European Poker Liquidity Framework Signing on July 6th

European Poker Liquidity Framework Signing on July 6thAfter years of stagnation, Europe’s separate online poker markets may soon receive a huge boost as France, Italy, Spain, and Portugal push on with their plan to form an integrated, shared pool of players. With this purpose in mind, representatives from each of these countries’ gaming authorities will hold a meeting in Rome on Thursday, 6 July in order to sign off on a cross-border liquidity sharing framework, although actual implementation of the agreement is expected to take a while to complete. As a statement recently released by French regulator ARJEL explains:
“This agreement will set the basis for cooperation between the signing Authorities in this context and will be followed by further necessary steps within each of the jurisdictions involved in order to effectively allow for liquidity poker tables.”

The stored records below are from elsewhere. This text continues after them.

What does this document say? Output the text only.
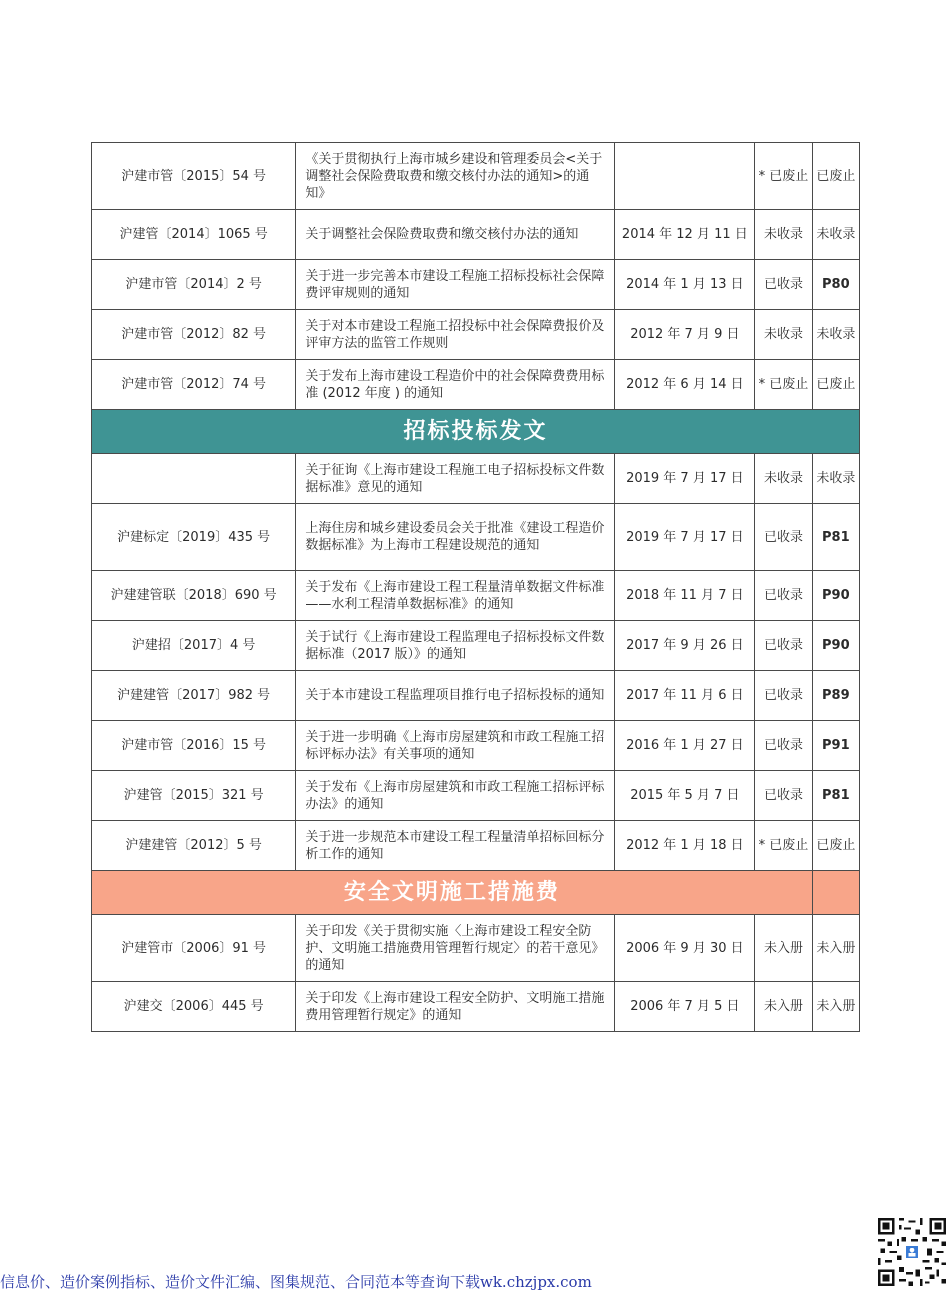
沪建市管〔2015〕54 号	《关于贯彻执行上海市城乡建设和管理委员会<关于调整社会保险费取费和缴交核付办法的通知>的通知》		* 已废止	已废止
沪建管〔2014〕1065 号	关于调整社会保险费取费和缴交核付办法的通知	2014 年 12 月 11 日	未收录	未收录
沪建市管〔2014〕2 号	关于进一步完善本市建设工程施工招标投标社会保障费评审规则的通知	2014 年 1 月 13 日	已收录	P80
沪建市管〔2012〕82 号	关于对本市建设工程施工招投标中社会保障费报价及评审方法的监管工作规则	2012 年 7 月 9 日	未收录	未收录
沪建市管〔2012〕74 号	关于发布上海市建设工程造价中的社会保障费费用标准 (2012 年度 ) 的通知	2012 年 6 月 14 日	* 已废止	已废止
招标投标发文				
	关于征询《上海市建设工程施工电子招标投标文件数据标准》意见的通知	2019 年 7 月 17 日	未收录	未收录
沪建标定〔2019〕435 号	上海住房和城乡建设委员会关于批准《建设工程造价数据标准》为上海市工程建设规范的通知	2019 年 7 月 17 日	已收录	P81
沪建建管联〔2018〕690 号	关于发布《上海市建设工程工程量清单数据文件标准——水利工程清单数据标准》的通知	2018 年 11 月 7 日	已收录	P90
沪建招〔2017〕4 号	关于试行《上海市建设工程监理电子招标投标文件数据标准（2017 版）》的通知	2017 年 9 月 26 日	已收录	P90
沪建建管〔2017〕982 号	关于本市建设工程监理项目推行电子招标投标的通知	2017 年 11 月 6 日	已收录	P89
沪建市管〔2016〕15 号	关于进一步明确《上海市房屋建筑和市政工程施工招标评标办法》有关事项的通知	2016 年 1 月 27 日	已收录	P91
沪建管〔2015〕321 号	关于发布《上海市房屋建筑和市政工程施工招标评标办法》的通知	2015 年 5 月 7 日	已收录	P81
沪建建管〔2012〕5 号	关于进一步规范本市建设工程工程量清单招标回标分析工作的通知	2012 年 1 月 18 日	* 已废止	已废止
安全文明施工措施费				
沪建管市〔2006〕91 号	关于印发《关于贯彻实施〈上海市建设工程安全防护、文明施工措施费用管理暂行规定〉的若干意见》的通知	2006 年 9 月 30 日	未入册	未入册
沪建交〔2006〕445 号	关于印发《上海市建设工程安全防护、文明施工措施费用管理暂行规定》的通知	2006 年 7 月 5 日	未入册	未入册
信息价、造价案例指标、造价文件汇编、图集规范、合同范本等查询下载wk.chzjpx.com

Following pressure from the EU concerning restrictive gaming laws, France passed the Gambling Act in 2010 allowing for a licensed and regulated online gambling market in the country. The decision to opt for a segregated, ring-fenced poker market, however, subsequently led to disappointing online poker revenues, with the experience also repeated across other major European markets.
In response to a declining market, France has since been debating sharing it poker players with other countries to improve the health of the industry, although progress has been frustrating. In 2015, for instance, the former Minister for the Economy Emmanuel Macron rejected one such proposal. In the meantime, countries such as France, Italy, Spain, and Portugal have had to sit on the sidelines and watch the UK’s open online gambling market go from strength to strength, and between April 2015 and May 2016 the sector accounted for 33% of the country’s overall regulated gambling market.
That may soon be a thing of the past, though. Furthermore, once implemented, the European liquidity sharing agreement will be studied with great interest by US states, which might just be motivated to adopt regulation and sharing compacts of their own if the experience of the Europeans turns out to be a positive one.